I am now thinking about sugar in teaspoons; I am thinking 5 a day. Adults should be consuming a maximum of 30g added sugar per day, (and children 19-24g) so it depends on the size of your teaspoon; mine is quite big at 6g. A typical level spoonful is 4g; so is a sachet or a cube. A larger teaspoon or heaped is about 6g. Naturally occurring sugars are found in milk, whole fruits and vegetables and are not counted as added sugars. Added sugars are those added at home or by the manufacturer as well as those present in honey, fruit juices and syrups.

I want to keep added sugar within limits, know how much I have and of course I want to enjoy my food. Strangely, thinking in teaspoons of sugar helps me to think more positively about added sugar.

This nutritional calculation, comparing a luxury bowl of porridge to a typical sugar-ladden snack shows similar calories but very different amounts of added sugar. Perhaps it’s my Scottish roots, but I eat porridge quite often, especially when I need to be focused and work through the afternoon without feeling hungry.  Sounds dull and uninteresting? Ring the changes with some essential indulgence. This is my creamed porridge with raspberries recipe containing 1 teaspoon of added sugar.

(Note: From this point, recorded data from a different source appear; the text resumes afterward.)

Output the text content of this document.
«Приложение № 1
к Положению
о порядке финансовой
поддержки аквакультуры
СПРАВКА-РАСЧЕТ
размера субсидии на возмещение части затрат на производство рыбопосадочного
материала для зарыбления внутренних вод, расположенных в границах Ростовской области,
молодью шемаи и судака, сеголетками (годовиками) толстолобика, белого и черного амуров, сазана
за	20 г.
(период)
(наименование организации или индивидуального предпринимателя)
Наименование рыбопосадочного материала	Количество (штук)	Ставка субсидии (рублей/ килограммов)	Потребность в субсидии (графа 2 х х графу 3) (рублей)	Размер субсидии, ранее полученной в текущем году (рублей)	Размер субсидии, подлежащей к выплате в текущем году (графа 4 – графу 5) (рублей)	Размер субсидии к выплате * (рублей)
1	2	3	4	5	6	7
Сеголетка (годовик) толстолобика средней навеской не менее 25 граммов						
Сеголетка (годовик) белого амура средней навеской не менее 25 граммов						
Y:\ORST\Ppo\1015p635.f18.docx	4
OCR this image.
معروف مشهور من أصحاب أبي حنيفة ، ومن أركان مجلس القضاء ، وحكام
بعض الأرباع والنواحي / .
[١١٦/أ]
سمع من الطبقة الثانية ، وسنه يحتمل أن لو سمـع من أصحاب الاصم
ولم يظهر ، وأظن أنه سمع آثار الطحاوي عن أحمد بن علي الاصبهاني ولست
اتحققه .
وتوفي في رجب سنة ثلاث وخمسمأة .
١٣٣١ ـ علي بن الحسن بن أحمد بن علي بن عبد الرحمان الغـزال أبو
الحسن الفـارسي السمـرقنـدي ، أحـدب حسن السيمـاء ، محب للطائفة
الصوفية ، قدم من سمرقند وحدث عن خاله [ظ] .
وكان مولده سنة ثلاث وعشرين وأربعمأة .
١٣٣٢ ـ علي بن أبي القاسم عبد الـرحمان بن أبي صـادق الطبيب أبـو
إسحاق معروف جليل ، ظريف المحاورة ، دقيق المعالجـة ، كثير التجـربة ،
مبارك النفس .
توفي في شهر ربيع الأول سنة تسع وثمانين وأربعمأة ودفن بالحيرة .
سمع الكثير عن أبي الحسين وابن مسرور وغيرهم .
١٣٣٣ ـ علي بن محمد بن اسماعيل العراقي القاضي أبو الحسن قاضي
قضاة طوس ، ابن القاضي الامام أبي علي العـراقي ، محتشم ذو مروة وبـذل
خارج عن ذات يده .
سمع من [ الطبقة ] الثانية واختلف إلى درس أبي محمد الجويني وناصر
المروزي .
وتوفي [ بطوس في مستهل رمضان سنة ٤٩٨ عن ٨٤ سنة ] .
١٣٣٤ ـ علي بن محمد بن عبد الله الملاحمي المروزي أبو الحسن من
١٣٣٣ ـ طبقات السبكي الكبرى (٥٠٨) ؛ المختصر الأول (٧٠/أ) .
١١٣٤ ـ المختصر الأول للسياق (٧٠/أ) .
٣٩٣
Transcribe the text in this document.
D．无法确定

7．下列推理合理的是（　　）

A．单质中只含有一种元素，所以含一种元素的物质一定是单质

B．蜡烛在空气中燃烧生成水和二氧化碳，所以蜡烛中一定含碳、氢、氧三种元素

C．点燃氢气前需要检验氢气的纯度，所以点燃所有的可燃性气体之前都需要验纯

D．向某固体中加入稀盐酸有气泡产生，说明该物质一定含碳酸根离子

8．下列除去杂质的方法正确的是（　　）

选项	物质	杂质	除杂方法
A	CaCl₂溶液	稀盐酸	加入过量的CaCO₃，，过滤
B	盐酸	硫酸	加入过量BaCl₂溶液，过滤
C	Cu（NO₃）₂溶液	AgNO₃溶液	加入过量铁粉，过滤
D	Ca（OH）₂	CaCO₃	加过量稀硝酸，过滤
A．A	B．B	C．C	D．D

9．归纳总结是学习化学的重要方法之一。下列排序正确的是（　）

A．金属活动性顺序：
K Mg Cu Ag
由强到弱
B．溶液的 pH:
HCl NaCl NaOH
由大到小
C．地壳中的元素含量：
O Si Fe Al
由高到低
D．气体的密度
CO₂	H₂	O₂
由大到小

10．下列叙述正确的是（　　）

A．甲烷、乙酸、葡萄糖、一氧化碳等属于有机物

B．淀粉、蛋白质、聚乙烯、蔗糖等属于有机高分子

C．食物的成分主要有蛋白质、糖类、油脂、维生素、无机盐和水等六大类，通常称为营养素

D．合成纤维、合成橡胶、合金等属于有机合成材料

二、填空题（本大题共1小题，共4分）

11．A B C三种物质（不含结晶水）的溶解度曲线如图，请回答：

Add 100mls water and 240mls whole milk to a small pot over the heat
Add 40g porridge oats and bring to the boil, then simmer for 5 minutes, stir occassionally
Pour into a bowl to cool; add a handful of frozen raspberries – pushing them into the hot porridge
Sprinkle 1 teaspoon Demerara sugar and let it melt
Drizzle 1 spoonful of double cream. YUMMY!


Nutrition Facts per portion
Creamed porridge with raspberries Can classic coke (330mls) and Snickers Bar (48g)
Calories 385kcals 384kcals
Protein 12g 4.5g
Total sugars 21g 33g
of which added 5g (1 teaspoon) 28g (> 5 teaspoons)
Fat 16g 13g
Calcium 300mg 47mg

You can see that all calories are not equal! There is similar calorie content but 5 times the amount of added sugar.  Total sugar in the porridge comes from naturally occurring sugars: lactose in the milk (11g) and fructose in the raspberries (5g).  More than twice the amount of protein, and lots of slow release carbohydrates help feelings of fullness for longer.  No sugar high – and no sugar slump!  With 6 times the amount of calcium at 300mg,  a 30% contribution to a teenagers daily needs for this essential  mineral. Oh yes, and it’s healthy for the skin, the digestive system and the brain; providing soluble fibre, prebiotics and slow-release energy for many hours.